A) Rat mesenchymal cells treated with TGF-β and/or high phosphate were stained for β-catenin immunofluorescence (green) and counterstained with DAPI (blue) to determine β-catenin subcellular localization. Merged images of β-catenin immunofluorescence and DAPI staining are shown. High phosphate induced nuclear translocation of β-catenin while the addition of TGF-β inhibited this translocation. Original magnification: 40x. Image is representative of three experiments. B) Quantification of β-catenin confocal immunofluorescence was performed with Image J software (a p<0.001 vs. all groups). C) With respect to control cells high phosphate decreased the expression of Dkk1 (b p<0.001) and Gsk3β (b p<0.001) while increased the expression of Lrp5 with respect to other groups (d p<0.001). These differences were also significant respect to TGF-β treated groups (c p<0.001 vs. TGF groups). TGF-β alone increased the expression of Dkk1 and Gsk3β (a p<0.001).
Figure 6.
Dkk-1 inhibits the high phosphate-induced osteogenic-like characteristics in rat mesenchymal stem cells.

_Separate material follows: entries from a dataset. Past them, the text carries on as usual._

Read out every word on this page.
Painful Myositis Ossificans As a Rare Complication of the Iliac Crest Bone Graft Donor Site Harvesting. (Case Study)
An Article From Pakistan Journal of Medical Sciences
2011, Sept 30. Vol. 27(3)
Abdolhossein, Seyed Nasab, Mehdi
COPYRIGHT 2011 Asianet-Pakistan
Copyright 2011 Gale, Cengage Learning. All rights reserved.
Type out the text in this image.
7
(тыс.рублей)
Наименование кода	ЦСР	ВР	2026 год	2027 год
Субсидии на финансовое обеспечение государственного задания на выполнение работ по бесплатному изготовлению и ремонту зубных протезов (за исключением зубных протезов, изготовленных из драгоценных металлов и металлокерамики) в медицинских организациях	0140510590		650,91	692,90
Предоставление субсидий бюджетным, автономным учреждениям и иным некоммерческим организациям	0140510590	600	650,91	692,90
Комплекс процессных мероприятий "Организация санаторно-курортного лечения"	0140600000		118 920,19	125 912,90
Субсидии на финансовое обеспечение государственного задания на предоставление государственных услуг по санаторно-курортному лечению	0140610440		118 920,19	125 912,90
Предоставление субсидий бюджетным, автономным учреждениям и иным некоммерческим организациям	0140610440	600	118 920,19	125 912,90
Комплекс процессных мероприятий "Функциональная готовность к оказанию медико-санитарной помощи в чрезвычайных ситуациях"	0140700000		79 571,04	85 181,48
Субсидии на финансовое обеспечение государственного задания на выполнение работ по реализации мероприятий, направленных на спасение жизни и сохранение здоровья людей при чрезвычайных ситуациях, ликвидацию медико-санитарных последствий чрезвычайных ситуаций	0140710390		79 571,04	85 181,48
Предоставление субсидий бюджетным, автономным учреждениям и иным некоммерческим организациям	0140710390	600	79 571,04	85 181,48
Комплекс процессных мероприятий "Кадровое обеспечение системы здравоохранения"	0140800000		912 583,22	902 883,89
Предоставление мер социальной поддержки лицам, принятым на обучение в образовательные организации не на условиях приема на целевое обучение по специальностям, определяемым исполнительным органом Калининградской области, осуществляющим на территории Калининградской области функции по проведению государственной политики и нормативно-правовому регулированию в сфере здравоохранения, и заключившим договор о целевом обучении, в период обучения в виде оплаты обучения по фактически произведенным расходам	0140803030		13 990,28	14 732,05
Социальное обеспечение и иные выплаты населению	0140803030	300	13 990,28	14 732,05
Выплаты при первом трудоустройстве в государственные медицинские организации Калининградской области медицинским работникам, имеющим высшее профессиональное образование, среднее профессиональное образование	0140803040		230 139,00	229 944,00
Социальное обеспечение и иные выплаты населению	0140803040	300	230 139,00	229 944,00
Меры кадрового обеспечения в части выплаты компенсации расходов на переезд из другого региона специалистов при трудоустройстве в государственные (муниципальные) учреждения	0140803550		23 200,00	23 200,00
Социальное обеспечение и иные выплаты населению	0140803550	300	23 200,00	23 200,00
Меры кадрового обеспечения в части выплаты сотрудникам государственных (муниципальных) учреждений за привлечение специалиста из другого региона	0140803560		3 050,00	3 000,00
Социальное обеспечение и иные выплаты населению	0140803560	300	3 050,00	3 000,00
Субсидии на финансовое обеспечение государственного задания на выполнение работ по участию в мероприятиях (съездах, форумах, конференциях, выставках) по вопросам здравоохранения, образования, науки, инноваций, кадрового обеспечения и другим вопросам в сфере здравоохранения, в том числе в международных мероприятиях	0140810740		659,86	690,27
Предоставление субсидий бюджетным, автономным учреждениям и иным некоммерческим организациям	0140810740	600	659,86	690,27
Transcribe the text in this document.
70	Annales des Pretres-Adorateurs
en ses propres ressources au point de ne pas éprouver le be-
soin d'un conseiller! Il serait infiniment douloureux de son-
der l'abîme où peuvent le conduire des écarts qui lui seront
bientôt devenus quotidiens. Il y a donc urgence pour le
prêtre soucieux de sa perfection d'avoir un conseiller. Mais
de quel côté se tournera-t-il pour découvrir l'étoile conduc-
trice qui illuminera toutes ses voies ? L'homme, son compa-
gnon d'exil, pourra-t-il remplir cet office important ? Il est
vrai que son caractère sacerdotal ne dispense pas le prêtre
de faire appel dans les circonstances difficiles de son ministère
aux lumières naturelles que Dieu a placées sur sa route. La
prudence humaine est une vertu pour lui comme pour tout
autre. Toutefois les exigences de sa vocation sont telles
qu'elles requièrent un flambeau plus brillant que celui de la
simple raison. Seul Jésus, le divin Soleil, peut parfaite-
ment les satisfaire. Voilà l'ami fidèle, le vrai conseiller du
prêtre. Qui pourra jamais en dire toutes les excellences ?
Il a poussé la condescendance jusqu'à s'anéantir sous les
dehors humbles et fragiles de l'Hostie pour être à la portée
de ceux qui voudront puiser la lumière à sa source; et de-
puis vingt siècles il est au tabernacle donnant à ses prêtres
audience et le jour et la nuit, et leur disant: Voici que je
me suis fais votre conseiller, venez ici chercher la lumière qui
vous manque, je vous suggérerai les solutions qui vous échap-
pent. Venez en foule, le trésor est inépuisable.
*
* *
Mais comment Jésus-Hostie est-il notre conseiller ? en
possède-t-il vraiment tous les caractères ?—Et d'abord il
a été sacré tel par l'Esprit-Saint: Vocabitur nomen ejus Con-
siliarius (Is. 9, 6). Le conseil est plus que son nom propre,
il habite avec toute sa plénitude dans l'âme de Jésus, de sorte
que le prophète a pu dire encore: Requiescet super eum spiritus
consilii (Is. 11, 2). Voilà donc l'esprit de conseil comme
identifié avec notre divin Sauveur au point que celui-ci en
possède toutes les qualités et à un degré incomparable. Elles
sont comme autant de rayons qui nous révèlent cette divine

A) Rat mesenchymal cells treated with high phosphate and Dkk-1 were stained for β-catenin immunofluorescence (green) and counterstained with DAPI (blue) to determine β-catenin subcellular localization. Merged images of β-catenin immunofluorescence and DAPI staining are shown. Dkk-1 administration reduced nuclear translocation of β-catenin. Original magnification: 40x. B) BMP-2 mRNA expression in rat mesenchymal stem cells treated with high phosphate and Dkk-1 was determined by RT-PCR (a p<0.001 vs high phosphate treated cells). C) Calcium content and alkaline phosphatase activity (Units/mg protein) in rat mesenchymal stem cells treated with high phosphate and Dkk-1 (a p<0.001 vs high phosphate alone). Image is representative of three experiments.
Figure 7.
Wnt/β-catenin pathway activation enhances the high phosphate-induced osteogenic-like characteristics in rat mesenchymal stem cells.
A) Rat mesenchymal cells treated with high phosphate and CHIR98014 (0.4 µM) or lithium chloride (5 mM) were stained for β-catenin immunofluorescence (green) and counterstained with DAPI (blue) to determine β-catenin subcellular localization. Merged images of β-catenin immunofluorescence and DAPI staining are shown. Both Wnt activators (CHIR98014 and lithium chloride) increased nuclear translocation of β-catenin. Original magnification: 40x. B) BMP-2 protein and C) mRNA expression in rat mesenchymal stem cells treated with high phosphate and CHIR98014 or lithium chloride was determined by western blot and RT-PCR respectively (a p < 0.001 vs high phosphate alone). D) Calcium content and E) alkaline phosphatase activity in rat mesenchymal stem cells treated with high phosphate and CHIR98014or lithium chloride (a p<0.001 vs. high phosphate alone). Image is representative of three experiments.